6th Deputy Premier of Manitoba
- In office April 29, 2015 – May 3, 2016 Serving with Eric Robinson
- Premier: Greg Selinger
- Preceded by: Eric Robinson
- Succeeded by: Heather Stefanson

Manitoba Minister of Family Services
- In office October 18, 2013 – May 3, 2016
- Premier: Greg Selinger
- Preceded by: Jennifer Howard
- Succeeded by: Scott Fielding

Manitoba Minister of Housing and Community Development
- In office November 3, 2014 – April 29, 2015
- Premier: Greg Selinger
- Preceded by: Peter Bjornson
- Succeeded by: Mohinder Saran
- In office November 3, 2009 – October 18, 2013
- Premier: Greg Selinger
- Preceded by: Gord Mackintosh as Minister of Family Services and Housing
- Succeeded by: Peter Bjornson

Manitoba Minister of Healthy Living
- In office September 21, 2006 – November 3, 2009
- Premier: Gary Doer
- Preceded by: Theresa Oswald
- Succeeded by: Jim Rondeau

Member of the Legislative Assembly of Manitoba for Fort Richmond Fort Garry 2003–2011
- In office June 3, 2003 – April 19, 2016
- Preceded by: Joy Smith
- Succeeded by: Sarah Guillemard

Personal details
- Party: New Democratic Party
- Profession: Social worker
- Website: kerriirvinross.ca

= Kerri Irvin-Ross =

Canadian politician

Kerri Irvin-Ross is a Canadian politician who served as a member of the Legislative Assembly of Manitoba from 2003 to 2016. A member of the New Democratic Party, she served as a cabinet minister under premiers Gary Doer and Greg Selinger, including as deputy premier in Selinger's government from 2015 to 2016.

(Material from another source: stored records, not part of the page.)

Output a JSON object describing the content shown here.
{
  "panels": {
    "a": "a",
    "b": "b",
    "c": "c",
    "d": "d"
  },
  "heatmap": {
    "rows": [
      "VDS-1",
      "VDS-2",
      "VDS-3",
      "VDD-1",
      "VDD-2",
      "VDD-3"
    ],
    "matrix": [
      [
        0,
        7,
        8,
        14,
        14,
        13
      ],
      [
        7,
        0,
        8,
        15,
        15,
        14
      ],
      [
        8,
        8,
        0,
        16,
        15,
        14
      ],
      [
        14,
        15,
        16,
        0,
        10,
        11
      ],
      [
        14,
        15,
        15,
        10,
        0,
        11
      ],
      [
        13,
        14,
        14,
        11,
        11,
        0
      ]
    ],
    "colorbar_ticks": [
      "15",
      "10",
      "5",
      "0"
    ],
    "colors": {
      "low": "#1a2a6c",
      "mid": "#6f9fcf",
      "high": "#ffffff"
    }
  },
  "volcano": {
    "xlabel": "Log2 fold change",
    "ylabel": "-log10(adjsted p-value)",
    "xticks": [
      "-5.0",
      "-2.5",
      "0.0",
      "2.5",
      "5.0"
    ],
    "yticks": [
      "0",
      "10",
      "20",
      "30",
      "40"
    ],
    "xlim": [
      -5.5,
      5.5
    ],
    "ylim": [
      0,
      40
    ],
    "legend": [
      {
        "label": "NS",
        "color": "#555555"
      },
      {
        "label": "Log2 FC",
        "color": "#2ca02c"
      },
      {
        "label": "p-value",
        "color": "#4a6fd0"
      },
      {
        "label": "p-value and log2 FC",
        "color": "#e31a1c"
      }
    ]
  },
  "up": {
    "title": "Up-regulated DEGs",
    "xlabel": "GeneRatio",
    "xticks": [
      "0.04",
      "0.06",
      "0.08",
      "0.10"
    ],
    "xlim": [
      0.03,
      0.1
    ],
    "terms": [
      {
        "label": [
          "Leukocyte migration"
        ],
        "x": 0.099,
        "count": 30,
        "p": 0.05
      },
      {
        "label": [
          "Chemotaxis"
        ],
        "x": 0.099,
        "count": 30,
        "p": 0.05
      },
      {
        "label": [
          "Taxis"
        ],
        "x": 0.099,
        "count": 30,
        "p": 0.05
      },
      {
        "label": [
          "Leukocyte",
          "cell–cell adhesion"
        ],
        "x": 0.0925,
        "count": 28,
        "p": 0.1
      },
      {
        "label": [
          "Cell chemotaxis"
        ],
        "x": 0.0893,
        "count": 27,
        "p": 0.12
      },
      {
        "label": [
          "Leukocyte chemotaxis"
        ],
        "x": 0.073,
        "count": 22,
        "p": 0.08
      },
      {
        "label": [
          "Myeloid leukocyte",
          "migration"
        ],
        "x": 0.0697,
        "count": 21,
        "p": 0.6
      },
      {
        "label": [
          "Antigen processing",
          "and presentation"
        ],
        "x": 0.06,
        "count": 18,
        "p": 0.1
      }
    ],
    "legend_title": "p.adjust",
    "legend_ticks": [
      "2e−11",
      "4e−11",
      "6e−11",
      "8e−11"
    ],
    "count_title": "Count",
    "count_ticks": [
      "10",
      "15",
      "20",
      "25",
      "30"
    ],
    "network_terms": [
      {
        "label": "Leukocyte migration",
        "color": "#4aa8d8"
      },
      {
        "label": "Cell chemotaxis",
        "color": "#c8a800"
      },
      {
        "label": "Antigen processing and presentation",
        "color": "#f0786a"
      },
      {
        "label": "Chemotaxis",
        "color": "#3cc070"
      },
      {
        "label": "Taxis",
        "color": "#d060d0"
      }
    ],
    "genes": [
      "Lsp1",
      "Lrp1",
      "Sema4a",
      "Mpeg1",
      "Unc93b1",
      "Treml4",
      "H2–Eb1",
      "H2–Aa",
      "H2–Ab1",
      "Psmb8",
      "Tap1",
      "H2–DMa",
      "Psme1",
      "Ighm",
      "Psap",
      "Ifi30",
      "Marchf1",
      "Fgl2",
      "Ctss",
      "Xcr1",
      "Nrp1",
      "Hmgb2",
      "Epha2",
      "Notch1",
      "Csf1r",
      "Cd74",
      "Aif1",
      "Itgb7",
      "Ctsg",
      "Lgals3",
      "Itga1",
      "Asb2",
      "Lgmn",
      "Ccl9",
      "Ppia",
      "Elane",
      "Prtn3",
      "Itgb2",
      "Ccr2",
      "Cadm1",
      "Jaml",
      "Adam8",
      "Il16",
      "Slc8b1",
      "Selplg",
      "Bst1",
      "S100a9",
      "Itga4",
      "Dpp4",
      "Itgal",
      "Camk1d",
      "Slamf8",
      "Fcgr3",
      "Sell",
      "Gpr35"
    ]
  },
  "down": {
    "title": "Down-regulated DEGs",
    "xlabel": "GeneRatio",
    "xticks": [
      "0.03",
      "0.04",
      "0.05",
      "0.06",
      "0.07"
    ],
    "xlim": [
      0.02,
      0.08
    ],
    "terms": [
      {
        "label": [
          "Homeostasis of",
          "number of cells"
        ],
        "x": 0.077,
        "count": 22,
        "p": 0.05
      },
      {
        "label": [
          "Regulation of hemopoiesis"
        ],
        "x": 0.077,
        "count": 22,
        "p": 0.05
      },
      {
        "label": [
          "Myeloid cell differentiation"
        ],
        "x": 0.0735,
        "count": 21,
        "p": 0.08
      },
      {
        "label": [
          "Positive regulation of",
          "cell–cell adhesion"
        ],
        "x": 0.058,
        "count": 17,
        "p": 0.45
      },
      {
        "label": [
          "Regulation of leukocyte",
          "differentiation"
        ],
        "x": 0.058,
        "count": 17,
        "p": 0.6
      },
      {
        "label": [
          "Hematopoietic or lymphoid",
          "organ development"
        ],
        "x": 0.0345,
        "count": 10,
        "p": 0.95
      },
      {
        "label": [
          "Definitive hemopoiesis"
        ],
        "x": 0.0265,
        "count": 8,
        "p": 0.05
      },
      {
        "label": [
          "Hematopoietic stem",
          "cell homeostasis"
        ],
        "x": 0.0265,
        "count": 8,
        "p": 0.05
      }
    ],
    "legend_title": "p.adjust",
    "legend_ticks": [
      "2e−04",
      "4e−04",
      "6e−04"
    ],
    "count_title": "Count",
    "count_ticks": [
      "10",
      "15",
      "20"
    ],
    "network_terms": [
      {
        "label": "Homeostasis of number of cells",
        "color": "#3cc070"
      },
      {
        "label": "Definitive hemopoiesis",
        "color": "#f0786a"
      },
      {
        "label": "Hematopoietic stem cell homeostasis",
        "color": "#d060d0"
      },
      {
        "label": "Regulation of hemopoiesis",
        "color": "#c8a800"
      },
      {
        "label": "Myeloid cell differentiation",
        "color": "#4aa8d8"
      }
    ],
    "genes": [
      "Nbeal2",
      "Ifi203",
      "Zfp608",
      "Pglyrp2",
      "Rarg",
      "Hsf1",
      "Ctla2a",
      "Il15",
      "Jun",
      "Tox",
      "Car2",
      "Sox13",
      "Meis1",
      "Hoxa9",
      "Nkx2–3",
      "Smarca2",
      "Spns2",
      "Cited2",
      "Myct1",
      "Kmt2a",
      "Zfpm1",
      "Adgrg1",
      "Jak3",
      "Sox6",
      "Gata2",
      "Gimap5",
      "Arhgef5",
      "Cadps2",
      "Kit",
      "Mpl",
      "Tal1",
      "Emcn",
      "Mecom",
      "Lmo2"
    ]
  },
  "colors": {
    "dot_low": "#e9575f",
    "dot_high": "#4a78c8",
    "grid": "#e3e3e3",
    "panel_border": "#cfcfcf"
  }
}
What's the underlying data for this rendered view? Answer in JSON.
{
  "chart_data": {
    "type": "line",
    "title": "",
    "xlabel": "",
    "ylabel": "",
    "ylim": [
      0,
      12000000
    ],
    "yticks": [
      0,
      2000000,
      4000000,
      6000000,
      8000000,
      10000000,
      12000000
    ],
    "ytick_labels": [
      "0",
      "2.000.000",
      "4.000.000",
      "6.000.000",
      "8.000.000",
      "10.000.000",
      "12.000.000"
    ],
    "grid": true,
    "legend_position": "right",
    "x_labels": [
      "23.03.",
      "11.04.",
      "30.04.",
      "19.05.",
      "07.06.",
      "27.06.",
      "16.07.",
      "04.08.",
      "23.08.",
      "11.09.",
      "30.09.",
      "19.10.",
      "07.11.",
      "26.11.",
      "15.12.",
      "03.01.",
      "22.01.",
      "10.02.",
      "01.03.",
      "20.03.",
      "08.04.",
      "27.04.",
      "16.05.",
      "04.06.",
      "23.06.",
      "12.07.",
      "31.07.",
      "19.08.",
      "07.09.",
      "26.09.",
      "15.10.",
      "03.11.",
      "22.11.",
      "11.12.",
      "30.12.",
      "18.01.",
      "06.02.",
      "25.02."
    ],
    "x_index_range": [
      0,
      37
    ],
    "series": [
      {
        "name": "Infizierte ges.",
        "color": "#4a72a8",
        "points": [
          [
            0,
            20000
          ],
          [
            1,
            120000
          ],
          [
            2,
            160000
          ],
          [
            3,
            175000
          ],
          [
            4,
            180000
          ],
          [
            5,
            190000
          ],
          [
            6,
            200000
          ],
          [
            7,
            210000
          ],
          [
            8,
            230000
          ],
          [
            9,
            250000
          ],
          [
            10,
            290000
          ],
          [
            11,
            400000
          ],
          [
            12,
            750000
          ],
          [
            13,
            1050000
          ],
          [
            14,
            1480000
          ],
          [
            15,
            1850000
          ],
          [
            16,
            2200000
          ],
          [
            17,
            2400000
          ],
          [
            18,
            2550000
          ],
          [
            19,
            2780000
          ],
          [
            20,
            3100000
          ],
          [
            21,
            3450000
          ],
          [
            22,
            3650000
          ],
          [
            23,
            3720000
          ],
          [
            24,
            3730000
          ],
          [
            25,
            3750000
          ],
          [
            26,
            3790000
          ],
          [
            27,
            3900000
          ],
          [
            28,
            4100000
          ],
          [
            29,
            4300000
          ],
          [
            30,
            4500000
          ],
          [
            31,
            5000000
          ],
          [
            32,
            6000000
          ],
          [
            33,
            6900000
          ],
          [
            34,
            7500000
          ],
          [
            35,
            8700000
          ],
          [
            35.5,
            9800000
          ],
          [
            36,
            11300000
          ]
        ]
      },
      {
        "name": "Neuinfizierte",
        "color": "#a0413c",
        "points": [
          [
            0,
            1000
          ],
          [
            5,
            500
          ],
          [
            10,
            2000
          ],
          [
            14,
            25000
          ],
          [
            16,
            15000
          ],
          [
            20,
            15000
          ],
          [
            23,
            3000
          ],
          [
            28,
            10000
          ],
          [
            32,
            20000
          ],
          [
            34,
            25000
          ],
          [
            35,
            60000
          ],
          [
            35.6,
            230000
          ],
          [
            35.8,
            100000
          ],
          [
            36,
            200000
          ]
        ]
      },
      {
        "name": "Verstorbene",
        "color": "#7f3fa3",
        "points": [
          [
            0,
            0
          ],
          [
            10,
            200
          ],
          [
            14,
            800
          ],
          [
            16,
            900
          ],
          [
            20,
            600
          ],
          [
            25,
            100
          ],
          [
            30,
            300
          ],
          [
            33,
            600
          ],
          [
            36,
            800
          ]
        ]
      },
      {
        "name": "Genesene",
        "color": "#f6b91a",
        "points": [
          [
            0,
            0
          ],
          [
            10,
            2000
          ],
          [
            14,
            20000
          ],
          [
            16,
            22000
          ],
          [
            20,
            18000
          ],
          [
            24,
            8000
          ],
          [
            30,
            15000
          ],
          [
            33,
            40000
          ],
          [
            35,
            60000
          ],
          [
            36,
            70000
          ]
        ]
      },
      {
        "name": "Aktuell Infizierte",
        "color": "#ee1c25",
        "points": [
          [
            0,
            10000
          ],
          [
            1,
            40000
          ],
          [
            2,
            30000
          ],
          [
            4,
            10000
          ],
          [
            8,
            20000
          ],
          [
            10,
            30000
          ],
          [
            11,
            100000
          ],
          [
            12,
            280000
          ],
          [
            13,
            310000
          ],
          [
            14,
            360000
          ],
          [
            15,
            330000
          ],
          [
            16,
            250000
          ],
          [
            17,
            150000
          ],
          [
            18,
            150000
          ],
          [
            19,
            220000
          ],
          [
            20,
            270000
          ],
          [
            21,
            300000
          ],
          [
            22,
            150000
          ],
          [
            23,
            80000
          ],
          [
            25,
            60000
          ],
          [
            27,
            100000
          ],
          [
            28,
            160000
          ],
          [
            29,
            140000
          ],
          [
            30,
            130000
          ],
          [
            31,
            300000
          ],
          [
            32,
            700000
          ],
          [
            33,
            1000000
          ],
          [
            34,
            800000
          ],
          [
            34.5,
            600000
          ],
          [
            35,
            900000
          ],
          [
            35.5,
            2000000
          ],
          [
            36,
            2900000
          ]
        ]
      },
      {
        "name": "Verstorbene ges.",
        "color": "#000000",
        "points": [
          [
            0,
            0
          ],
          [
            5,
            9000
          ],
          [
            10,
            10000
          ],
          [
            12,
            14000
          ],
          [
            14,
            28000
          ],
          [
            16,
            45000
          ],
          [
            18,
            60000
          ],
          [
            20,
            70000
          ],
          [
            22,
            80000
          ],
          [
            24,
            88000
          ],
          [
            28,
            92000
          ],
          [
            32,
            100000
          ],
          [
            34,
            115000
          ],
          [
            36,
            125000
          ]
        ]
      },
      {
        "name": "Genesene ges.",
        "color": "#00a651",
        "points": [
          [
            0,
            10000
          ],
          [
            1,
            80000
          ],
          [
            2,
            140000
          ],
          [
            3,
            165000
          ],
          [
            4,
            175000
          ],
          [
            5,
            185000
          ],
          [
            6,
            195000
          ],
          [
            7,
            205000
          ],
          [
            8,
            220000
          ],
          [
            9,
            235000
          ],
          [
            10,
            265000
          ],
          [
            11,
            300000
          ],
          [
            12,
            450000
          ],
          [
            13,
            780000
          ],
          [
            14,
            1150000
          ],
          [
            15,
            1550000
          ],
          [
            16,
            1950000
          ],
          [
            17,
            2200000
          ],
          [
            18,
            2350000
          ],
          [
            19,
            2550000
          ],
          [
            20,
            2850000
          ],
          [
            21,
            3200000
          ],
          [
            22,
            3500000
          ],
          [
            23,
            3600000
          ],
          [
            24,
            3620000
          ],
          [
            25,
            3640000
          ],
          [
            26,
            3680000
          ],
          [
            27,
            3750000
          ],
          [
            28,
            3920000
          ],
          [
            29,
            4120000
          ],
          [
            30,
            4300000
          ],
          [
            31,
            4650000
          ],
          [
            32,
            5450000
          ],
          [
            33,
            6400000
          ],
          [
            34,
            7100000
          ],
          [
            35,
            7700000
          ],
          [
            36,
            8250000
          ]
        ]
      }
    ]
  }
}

Irvin-Ross defeated Progressive Conservative incumbent Member of the Legislative Assembly Joy Smith by 87 votes in the riding of Fort Garry in the 2003 general election. She defeated Progressive Conservative challenger Shaun McCaffrey in Fort Garry by 4,291 to 2,101 in the 2007 general election. Manitoba's decennial electoral redistribution of 2008 abolished Fort Garry. In the 2011 general election, Irvin-Ross chose to run in the newly created constituency of Fort Richmond, which comprised most of the southern part of her previous riding, and was re-elected over McCaffrey by 4,026 votes to 2,908. Irvin-Ross was defeated in the 2016 election, losing her seat to PC candidate Sarah Guillemard.

In 2006, Irvin-Ross joined Doer's cabinet as Minister of Healthy Living, holding the post until Doer's retirement in 2009. In 2009, shortly after he was sworn in as premier, Selinger named her to the new portfolio of Minister of Housing and Community Development. In 2013, she became Minister of Family Services and Minister responsible for Status of Women, which she held until 2016; she also briefly regained Housing and Community development from 2014 to 2015. In 2016, she was named Minister responsible for Persons with Disabilities and Minister responsible for the Civil Service, and in 2016 she became Deputy Premier of Manitoba. She held all three roles until the government's defeat in the 2016 election.